Le comédien Michel Côté

Cinéma Saint-Eustache: Présentation du film Les maîtres du suspense en grande première

Après les séries télévisées à succès Hommes en quarantaine et Tout sur moi, à travers lesquelles le réalisateur Stéphane Lapointe imaginait ses scènes à partir d’un trio de personnages, le cinéaste utilise la même recette avec les comédiens Michel Côté, Robin Aubert et Antoine Bertrand dans son deuxième long métrage Les Maîtres du suspense qui vient de prendre l’affiche au Cinéma Saint-Eustache.

Un scénario qui aura exigé cinq ans de recherche et d’écriture avant d’être prêt pour les plateaux de tournage. «Ça aide beaucoup d’écrire des dialogues quand tu as déjà le visage des comédiens en tête.
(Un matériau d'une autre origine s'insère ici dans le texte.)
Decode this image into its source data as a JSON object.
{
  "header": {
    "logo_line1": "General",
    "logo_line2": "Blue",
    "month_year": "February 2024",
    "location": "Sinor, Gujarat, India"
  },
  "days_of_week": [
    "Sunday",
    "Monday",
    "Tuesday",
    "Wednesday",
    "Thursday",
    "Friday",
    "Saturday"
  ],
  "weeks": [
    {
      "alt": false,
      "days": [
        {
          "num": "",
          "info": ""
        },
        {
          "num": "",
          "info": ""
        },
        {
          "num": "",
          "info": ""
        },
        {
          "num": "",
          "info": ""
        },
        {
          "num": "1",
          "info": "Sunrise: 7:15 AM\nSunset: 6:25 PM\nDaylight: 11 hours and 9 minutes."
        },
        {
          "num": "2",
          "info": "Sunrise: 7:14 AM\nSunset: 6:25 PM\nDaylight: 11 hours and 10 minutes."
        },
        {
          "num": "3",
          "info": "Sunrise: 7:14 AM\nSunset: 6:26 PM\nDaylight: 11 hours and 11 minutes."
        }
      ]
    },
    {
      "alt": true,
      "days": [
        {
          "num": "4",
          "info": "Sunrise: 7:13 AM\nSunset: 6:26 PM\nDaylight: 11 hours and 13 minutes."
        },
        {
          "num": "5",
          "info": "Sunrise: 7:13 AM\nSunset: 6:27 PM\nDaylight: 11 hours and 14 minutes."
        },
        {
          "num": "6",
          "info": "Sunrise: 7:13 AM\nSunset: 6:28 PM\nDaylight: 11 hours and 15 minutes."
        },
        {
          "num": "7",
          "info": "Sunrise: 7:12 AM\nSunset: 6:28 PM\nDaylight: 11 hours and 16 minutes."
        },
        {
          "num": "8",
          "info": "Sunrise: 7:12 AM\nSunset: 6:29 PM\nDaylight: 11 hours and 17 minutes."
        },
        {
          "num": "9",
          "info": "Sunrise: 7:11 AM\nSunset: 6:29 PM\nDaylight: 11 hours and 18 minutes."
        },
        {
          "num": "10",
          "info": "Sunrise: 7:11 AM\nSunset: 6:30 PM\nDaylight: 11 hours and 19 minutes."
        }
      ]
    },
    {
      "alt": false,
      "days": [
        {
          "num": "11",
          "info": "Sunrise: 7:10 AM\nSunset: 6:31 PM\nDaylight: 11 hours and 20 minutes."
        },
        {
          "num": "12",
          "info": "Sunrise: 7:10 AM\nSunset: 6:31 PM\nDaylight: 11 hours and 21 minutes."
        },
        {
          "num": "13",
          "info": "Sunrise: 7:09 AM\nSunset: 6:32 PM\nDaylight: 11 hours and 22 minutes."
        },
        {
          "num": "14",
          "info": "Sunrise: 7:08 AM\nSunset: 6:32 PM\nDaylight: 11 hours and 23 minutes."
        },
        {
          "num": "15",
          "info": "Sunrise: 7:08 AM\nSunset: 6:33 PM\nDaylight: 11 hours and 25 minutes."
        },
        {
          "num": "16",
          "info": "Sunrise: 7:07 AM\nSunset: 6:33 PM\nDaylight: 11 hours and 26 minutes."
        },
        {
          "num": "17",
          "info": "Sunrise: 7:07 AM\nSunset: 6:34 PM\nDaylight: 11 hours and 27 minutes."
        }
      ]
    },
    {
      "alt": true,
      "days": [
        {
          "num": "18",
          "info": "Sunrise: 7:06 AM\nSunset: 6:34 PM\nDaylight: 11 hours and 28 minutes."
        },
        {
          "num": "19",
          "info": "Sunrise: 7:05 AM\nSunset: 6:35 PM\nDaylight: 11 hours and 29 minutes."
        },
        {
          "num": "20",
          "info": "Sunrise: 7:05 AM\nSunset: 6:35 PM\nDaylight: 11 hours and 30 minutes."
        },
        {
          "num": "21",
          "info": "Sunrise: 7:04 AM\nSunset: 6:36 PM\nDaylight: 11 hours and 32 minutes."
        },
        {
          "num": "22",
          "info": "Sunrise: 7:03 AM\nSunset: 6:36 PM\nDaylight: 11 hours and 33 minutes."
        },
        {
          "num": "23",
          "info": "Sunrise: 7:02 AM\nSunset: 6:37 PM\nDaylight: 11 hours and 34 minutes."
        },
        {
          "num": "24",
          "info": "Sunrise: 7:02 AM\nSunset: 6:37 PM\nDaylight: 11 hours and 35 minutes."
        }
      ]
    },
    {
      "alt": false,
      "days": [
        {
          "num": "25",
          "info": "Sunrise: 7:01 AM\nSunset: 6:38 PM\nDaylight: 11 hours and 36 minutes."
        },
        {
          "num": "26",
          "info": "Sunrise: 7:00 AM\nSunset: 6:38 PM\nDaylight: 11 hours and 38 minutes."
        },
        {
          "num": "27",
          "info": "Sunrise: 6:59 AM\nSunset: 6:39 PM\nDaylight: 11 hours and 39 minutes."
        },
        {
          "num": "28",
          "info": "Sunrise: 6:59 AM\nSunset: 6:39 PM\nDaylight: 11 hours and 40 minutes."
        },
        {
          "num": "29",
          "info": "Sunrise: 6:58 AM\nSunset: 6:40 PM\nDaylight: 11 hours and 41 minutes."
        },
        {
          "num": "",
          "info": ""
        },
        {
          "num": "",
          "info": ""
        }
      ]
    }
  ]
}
J’avais déjà celui de Robin Aubert, pour mon personnage de Dany Cabana, et Maria de Medeiros, pour le rôle de Maria. Les autres comédiens se sont greffés par la suite», de dire Stéphane Lapointe, en entrevue lors de la grande première, à Saint-Eustache.
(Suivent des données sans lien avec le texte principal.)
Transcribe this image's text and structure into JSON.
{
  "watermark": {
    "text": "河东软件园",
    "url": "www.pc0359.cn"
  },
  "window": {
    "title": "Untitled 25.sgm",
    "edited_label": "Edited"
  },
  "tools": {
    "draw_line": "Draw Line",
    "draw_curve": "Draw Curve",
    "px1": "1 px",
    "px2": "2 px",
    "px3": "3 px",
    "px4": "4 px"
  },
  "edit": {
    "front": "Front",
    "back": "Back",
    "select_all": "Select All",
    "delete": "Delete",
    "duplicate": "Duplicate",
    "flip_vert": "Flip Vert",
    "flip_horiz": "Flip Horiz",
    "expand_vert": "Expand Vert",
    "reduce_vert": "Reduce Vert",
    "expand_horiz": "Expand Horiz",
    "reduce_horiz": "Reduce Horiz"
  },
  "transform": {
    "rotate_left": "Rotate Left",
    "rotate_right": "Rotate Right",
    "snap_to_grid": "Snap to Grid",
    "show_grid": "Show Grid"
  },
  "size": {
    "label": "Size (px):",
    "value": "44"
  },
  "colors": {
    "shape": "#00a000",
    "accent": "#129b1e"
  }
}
Pour ce qui est du personnage d’Hubert Wolfe, celui qui l’incarne, Michel Côté, a d’abord été séduit par la métamorphose que subit l’écrivain vedette du scénario. «C’est un personnage tricheur qui aurait pu être utilisé de manière antipathique. Moi, j’aime beaucoup ces défis-là. Mais au-delà de ça, il y a la transformation du personnage. Il n’est plus le même à la fin du film. Et j’aime beaucoup ce qu’il devient. Surtout le message qu’il transporte», de mentionner Michel Côté, également présent à cette première eustachoise.

En plus de la personne qu’il incarne, le comédien gardera en tête d’amusantes anecdotes de tournage, comme une nuit de décembre en Louisiane, alors que les trois comédiens doivent tourner une scène dans laquelle ils sont attachés à une chaise et forcés d’assister à une démonstration de danse vaudou. «Au moment de préparer le tournage en septembre, on m’avait dit: T’en fais pas, t’auras des vêtements légers pour être confortable. Câline, y faisait deux degrés. J’étais gelé. J’aurais juste voulu un chandail de laine», de confier Michel Côté en riant.
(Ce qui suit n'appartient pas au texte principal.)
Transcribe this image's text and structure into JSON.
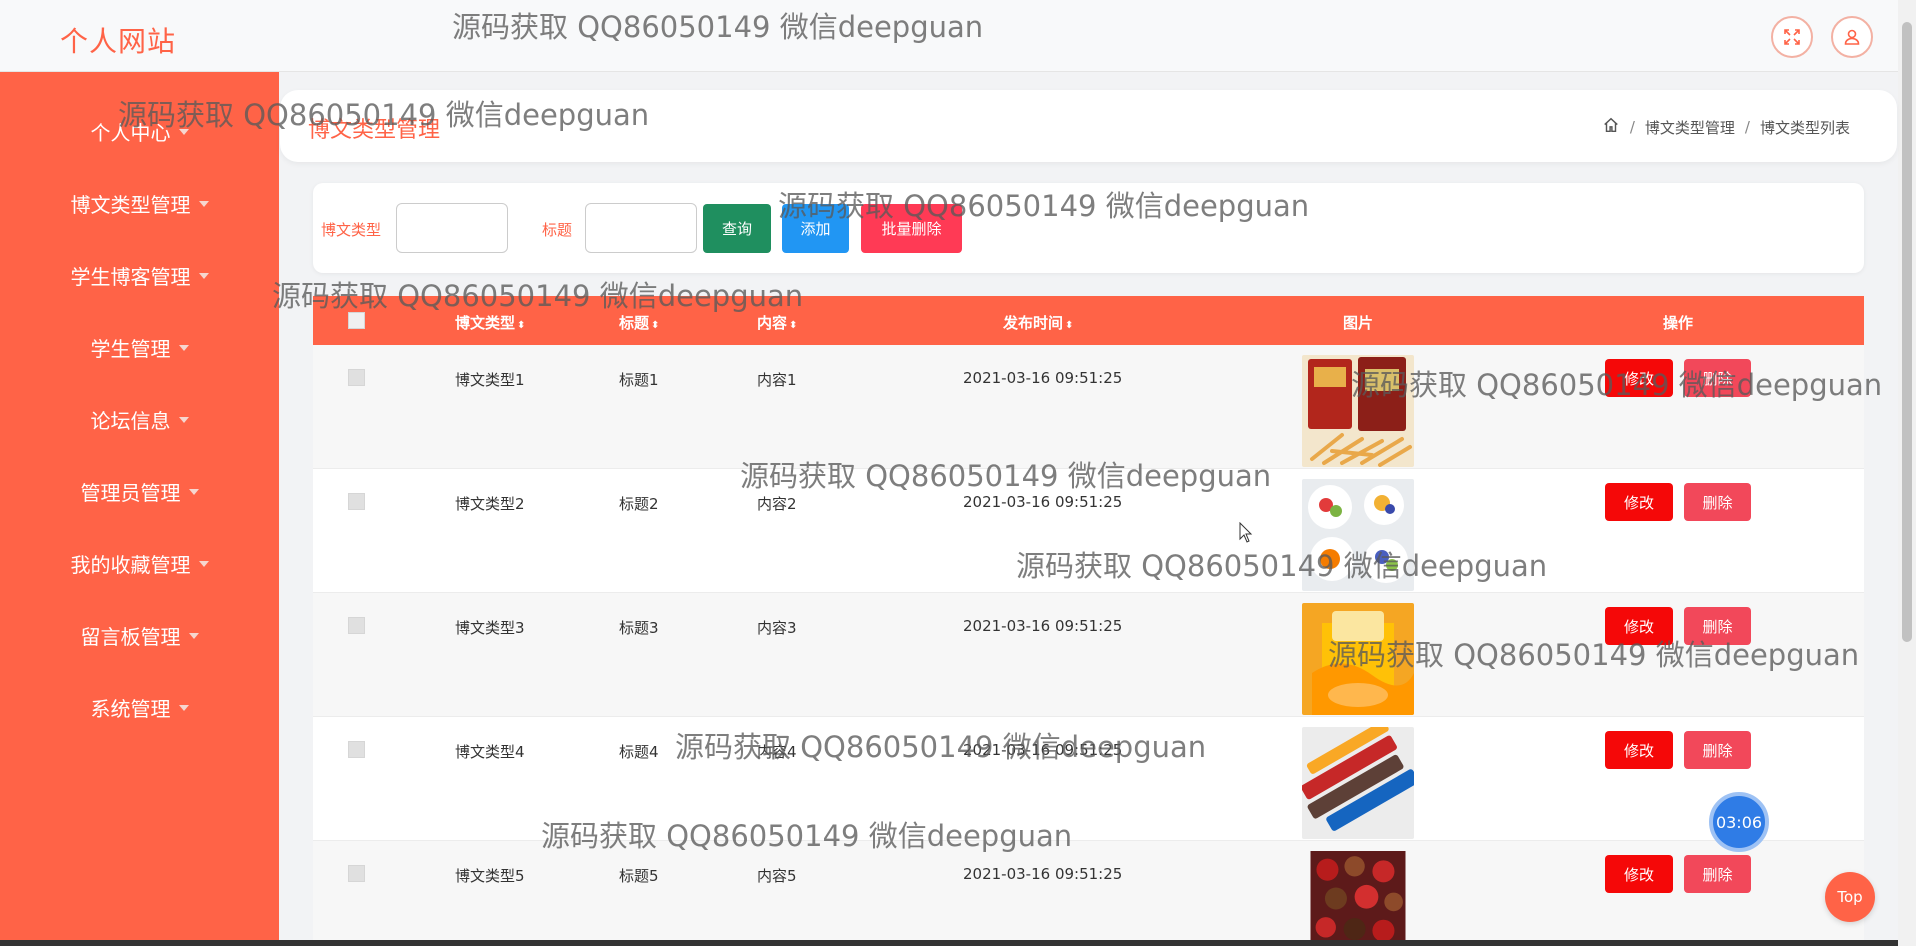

Même si son film se veut à saveur humoristique, c’est d’abord par le drame que le réalisateur charpente son œuvre. «Il faut que ça fonctionne comme un drame et après, par-dessus, je saupoudre de répliques rigolotes, je fais arriver des situations qui sont loufoques, qui sont un peu tendues, qui créent des malaises. Les personnages ne sont jamais « drivés » par l’humour. En dessous, il y a toujours une douleur, un drame, une vulnérabilité», explique le réalisateur.

Son film présente donc un écrivain vedette, Michel Côté, jouissant d’une notoriété artificielle acquise sur le dos du véritable auteur de ses œuvres, Robin Aubert, aux prises avec une vie médiocre. Mais voilà qu’un jour, ce dernier perd tous ses moyens lorsque sa conjointe, Anne Casabonne, le laisse et le prive de son jeune fils. C’est à ce moment qu’il se tourne vers celui qu’il croit le meilleur pour inventer des histoires et le sortir de cette situation, l’éducateur de sa garderie familiale, Antoine Bertrand. C’est la découverte de l’amour de ce dernier qui fera que l’histoire prendra une tournure inhabituelle et haute en rebondissements.

Des premières aux dernières images (vraiment dernières) de cette comédie, Stéphane Lapointe réussi à garder le spectateur en haleine. Le rythme des idées qui se succèdent est bon, mais peut-être parfois un peu trop adulte pour un très jeune public.